Luckily, this is a fairly standard software installation. And it's fully documented, for Windows, Mac OS X, and Linux: http://arduino.cc/en/Guide/HomePage - so go ahead and follow those instructions. I'll wait :)
Back?
Good. There is one issue to be careful about, and that is the Arduino IDE's configuration of Board type and Serial Port. Both are chosen from the Tools menu, and will remain as configured until you change them again. For the JeeNode, use board type "Arduino Duemilanove or Nano w/ ATmega328", and the proper serial / COM port for your unit. Be careful if you have multiple units connected at the same time, or you'll upload code to the wrong one!
You'll need to familiarize yourself with the Arduino IDE, so one thing you should do right now is to try and create a new sketch with the above source code. Then try running it. If all is well, you should see something like this - the exact numbers are not important:
Binary sketch size: 888 bytes (of a 30720 byte maximum)
Got that? Good, you're all set. And the best part is that you won't ever have to repeat this again - your computer is now set up to develop and generate embedded code for Arduino's and JeeNodes.
3. The Hardware
These are the pieces that need to be connected together. A USB cable, a USB-BUB interface, two JeePlugs, a JeeNode, a red LED, and foam board. Details about setting up the base are described on the POF 01 Foam base construction page:
The first step is to push the JeeNode upside down onto the foam base, as shown here - I call it the "happy feet" position:
Then hook up the USB-BUB and the USB cable, note that these too need to be placed upside down:
The last step is to connected the LED. LEDs are polarized, so they have to be connected the right way around. In this case, the long lead should be on the left:
Just push the leads in, the gold-plated contacts will make a good connection. Here's a close-up:
4. Your Code
There is very little code in this POF, as already shown. Here it is again:
#define LED_PIN 9
void setup () {
pinMode(LED_PIN, OUTPUT);
}
void loop () {
digitalWrite(LED_PIN, 1);
delay(500);
digitalWrite(LED_PIN, 0);
delay(500);
}
The structure of this code is the same as all Arduino sketches: a setup() function which gets called once, and a loop() function which gets called continuously afterwards. There is no magic at all here, main() is simply defined as follows inside the Arduino's wrapper code:
int main () {
init();
setup();
for (;;)
loop();
return 0;
}
The init() code is also part of the Arduino wrapper code, it sets up the Serial port object and a clock timer based on TIMER #0 for use with millis() and delay().
The "B1" pin on the JeeNode is bit 1 of ATmega port B and corresponds to what Arduino calls digital pin 9.

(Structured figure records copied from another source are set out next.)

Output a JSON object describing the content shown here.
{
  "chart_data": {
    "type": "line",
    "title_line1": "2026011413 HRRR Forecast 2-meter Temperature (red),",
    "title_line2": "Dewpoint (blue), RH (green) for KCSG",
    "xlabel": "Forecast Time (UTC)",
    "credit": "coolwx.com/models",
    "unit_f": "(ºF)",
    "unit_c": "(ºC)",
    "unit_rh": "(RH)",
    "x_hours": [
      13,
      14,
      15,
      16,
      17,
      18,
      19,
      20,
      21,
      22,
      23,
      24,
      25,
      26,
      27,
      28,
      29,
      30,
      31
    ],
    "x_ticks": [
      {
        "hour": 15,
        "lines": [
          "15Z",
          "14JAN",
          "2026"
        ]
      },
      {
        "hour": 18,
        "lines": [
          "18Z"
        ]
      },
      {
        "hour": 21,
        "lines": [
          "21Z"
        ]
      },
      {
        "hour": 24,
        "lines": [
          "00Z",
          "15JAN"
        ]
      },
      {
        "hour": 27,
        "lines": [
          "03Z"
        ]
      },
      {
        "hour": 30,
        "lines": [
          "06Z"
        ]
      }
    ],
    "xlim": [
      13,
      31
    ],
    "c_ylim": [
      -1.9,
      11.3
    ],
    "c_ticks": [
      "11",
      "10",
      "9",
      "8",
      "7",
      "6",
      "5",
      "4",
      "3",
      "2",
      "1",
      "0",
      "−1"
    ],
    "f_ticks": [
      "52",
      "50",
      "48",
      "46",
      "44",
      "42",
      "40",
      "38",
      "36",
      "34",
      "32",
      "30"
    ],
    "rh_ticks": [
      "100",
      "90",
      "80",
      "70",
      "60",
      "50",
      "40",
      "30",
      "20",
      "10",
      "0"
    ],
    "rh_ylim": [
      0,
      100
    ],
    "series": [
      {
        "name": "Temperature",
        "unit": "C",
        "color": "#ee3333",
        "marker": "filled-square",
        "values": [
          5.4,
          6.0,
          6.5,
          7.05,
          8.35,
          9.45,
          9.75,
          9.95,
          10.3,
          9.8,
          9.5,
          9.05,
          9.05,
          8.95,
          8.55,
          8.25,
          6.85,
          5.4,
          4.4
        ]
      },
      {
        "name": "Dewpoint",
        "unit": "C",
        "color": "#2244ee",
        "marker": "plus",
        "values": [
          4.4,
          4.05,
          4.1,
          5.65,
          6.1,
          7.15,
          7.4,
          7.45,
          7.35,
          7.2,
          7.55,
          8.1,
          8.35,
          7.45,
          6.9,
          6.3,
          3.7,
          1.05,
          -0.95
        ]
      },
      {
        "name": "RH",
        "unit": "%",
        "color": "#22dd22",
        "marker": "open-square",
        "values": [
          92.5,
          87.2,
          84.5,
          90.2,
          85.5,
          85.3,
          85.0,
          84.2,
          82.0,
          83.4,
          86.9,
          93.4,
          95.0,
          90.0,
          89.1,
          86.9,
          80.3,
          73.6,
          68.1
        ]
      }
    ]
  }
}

The pinMode() and digitalWrite() calls are again wrappers from the Arduino environment. There is extensive documentation on the web, see the Arduino site.
What's Next
You now have a development environment which works for Arduino hardware and a variety of other Arduino-compatible boards, including the JeeNode.
You've hooked up a JeeNode with a LED attached to it, and you've made it do specific "stuff" by uploading the above sketch to it.
You could now try a few things out, such as altering the delays to make the LED blink differently. Or write more code, to make the LED send out morse signals. Or even swap the LED for an infrared type, and send out remote control signals to change channels on your TV.
This is just the beginning, and you're now all set to explore the world of Physical Computing - enjoy!